Faustin Ndikumana, directeur exécutif de Parcem, constate que le Premier ministre passe aux aveux d’une situation qui s’est détériorée depuis longtemps. « Il fait beaucoup de mea culpa sur plusieurs cas liés à la mauvaise gouvernance de l’administration publique. C’est une avancée, certes, mais ses aveux viennent de plus en plus tard. L’essentiel est que le gouvernement prenne des mesures pour rectifier le tir. »
Ndikumana souligne qu’ils ont déjà crié haut et fort que l’ANAGESSA, en ignorant les lois économiques les plus élémentaires de l’offre et de la demande, n’a pas sa raison d’être. Il appelle à la suppression de l’ANAGESSA qui fausse les fonctionnements des règles économiques universellement reconnues.

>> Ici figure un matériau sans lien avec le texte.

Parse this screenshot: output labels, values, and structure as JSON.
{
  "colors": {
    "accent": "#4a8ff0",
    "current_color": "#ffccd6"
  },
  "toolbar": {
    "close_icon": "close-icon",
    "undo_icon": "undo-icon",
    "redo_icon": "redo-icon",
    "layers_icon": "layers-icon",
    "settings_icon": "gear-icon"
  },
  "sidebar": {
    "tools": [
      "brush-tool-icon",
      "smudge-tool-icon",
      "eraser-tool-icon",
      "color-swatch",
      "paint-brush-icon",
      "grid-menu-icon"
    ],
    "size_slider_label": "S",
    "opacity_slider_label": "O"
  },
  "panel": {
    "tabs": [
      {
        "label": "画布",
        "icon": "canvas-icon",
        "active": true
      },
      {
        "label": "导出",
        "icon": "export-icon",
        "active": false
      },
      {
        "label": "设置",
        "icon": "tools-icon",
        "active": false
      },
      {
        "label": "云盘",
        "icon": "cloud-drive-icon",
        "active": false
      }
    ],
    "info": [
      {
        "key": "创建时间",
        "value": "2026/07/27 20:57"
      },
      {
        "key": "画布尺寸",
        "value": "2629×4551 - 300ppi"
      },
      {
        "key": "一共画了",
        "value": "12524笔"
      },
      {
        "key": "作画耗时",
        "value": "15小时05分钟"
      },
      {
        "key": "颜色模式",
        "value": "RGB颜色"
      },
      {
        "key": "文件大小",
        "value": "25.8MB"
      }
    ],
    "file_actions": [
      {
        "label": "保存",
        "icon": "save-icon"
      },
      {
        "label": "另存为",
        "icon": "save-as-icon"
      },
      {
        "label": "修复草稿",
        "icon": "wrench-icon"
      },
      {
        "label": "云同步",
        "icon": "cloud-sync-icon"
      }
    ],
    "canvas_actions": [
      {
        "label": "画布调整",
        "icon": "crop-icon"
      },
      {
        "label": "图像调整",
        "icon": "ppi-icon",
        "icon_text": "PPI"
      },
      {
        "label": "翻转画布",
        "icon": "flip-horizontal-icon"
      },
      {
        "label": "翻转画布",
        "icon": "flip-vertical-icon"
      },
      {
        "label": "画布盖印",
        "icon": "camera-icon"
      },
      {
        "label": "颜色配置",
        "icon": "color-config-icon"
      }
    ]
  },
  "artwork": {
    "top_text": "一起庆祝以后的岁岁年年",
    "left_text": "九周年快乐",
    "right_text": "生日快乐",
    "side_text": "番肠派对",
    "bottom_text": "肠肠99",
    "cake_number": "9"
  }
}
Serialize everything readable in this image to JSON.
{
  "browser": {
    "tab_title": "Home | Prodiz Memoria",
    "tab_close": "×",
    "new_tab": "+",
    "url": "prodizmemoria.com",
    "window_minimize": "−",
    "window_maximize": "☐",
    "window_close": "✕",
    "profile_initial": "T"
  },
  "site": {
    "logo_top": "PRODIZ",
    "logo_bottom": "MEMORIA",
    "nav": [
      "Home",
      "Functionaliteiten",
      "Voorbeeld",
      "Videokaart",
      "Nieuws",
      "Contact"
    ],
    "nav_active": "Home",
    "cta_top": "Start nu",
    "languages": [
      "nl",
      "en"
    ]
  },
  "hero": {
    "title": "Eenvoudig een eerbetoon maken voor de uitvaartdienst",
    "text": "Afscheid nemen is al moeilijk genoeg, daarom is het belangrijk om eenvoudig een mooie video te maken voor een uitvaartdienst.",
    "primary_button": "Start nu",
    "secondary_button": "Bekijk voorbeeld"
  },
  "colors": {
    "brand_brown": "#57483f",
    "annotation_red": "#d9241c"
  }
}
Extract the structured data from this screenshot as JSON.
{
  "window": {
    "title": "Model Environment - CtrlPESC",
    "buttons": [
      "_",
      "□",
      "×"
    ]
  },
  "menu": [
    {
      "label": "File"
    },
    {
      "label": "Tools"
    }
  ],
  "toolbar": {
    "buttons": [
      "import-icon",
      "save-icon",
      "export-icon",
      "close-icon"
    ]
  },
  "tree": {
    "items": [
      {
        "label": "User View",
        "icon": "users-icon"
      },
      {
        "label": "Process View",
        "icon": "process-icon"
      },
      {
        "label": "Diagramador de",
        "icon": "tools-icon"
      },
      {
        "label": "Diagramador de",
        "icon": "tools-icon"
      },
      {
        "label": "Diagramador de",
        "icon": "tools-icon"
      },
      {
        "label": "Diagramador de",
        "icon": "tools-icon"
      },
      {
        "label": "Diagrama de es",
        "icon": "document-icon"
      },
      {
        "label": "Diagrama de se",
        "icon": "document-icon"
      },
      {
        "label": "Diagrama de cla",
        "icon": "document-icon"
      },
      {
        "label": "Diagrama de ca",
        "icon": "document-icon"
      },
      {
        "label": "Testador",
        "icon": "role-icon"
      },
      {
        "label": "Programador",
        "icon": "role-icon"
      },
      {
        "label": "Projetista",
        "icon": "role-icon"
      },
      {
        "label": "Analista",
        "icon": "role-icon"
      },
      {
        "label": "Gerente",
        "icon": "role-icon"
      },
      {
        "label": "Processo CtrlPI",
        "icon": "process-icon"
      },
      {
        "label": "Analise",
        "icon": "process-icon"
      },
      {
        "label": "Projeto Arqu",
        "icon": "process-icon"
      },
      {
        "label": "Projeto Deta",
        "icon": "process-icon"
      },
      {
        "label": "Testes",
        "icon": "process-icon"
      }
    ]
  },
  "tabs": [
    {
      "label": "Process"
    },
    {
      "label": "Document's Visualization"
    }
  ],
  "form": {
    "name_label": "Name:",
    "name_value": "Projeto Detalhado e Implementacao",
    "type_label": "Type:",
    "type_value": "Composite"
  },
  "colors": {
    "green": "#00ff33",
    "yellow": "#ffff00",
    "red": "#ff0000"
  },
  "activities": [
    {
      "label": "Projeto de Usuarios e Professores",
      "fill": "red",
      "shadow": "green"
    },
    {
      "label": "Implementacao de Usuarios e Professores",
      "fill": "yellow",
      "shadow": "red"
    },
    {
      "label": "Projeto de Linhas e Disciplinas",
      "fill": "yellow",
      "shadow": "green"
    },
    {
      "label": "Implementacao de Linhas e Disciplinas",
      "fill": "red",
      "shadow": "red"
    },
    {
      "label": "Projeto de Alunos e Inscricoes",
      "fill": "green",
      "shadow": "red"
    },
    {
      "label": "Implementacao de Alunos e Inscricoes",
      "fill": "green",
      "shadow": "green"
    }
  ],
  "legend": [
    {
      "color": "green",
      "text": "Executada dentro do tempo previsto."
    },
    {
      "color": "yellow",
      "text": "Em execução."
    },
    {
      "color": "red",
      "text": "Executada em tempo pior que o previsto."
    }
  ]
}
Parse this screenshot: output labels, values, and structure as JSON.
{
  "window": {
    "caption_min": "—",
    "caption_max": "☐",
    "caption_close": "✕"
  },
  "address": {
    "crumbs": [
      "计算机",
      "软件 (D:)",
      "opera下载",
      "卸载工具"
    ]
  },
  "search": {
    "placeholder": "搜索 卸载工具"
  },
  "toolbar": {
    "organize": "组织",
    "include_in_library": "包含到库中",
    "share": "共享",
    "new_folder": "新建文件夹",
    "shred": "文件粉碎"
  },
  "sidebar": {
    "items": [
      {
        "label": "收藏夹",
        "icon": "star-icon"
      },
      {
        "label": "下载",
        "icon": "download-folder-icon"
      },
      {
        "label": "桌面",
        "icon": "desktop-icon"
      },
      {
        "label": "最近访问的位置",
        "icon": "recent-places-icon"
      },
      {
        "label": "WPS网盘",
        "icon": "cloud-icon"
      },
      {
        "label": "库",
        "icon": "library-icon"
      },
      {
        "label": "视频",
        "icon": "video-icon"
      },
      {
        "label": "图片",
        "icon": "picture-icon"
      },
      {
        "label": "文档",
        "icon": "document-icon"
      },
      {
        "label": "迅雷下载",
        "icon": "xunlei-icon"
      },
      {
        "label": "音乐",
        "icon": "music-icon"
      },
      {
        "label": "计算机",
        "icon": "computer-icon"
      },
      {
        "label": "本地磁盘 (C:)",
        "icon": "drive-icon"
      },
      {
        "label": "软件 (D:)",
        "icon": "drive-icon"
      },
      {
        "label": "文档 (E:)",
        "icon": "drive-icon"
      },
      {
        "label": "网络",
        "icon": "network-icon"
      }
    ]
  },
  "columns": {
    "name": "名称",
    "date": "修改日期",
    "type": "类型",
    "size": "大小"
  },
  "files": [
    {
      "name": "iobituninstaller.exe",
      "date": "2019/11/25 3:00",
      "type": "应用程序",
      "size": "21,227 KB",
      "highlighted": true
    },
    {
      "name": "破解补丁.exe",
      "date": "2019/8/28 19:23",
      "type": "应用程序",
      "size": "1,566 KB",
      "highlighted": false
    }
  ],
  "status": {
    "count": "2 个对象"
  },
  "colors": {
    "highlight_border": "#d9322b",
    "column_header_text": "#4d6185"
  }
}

« On continue actuellement de traiter les symptômes d’un problème au lieu de chercher les causes profondes. Les deux maux à la base de tout sont la corruption qui gangrène tous les secteurs de l’administration et une crise du leadership qui a perdu son sens de l’État. » Selon lui, sans s’attaquer sérieusement à la corruption et à cette crise du leadership, le Burundi continuera de se dégrader.
Gabriel Rufyiri : « C’est très grave ce que nous constatons ces jours-ci. »
Gabriel Rufyiri, président de l’Olucome, note que le Premier ministre a un franc-parler et prend des décisions, mais il insiste sur la nécessité de mesures concrètes. « Nous voyons une tendance à accepter les dénonciations comme normales, notamment par les hautes autorités de l’État. Il est crucial que des décisions claires soient prises pour protéger la chose publique. »
Selon lui, l’ANAGESSA et d’autres personnes impliquées manquent de technicité et de procédures adéquates pour gérer les achats et la conservation du maïs. Il appelle à une meilleure organisation et à la prise de mesures concrètes pour corriger ces dysfonctionnements.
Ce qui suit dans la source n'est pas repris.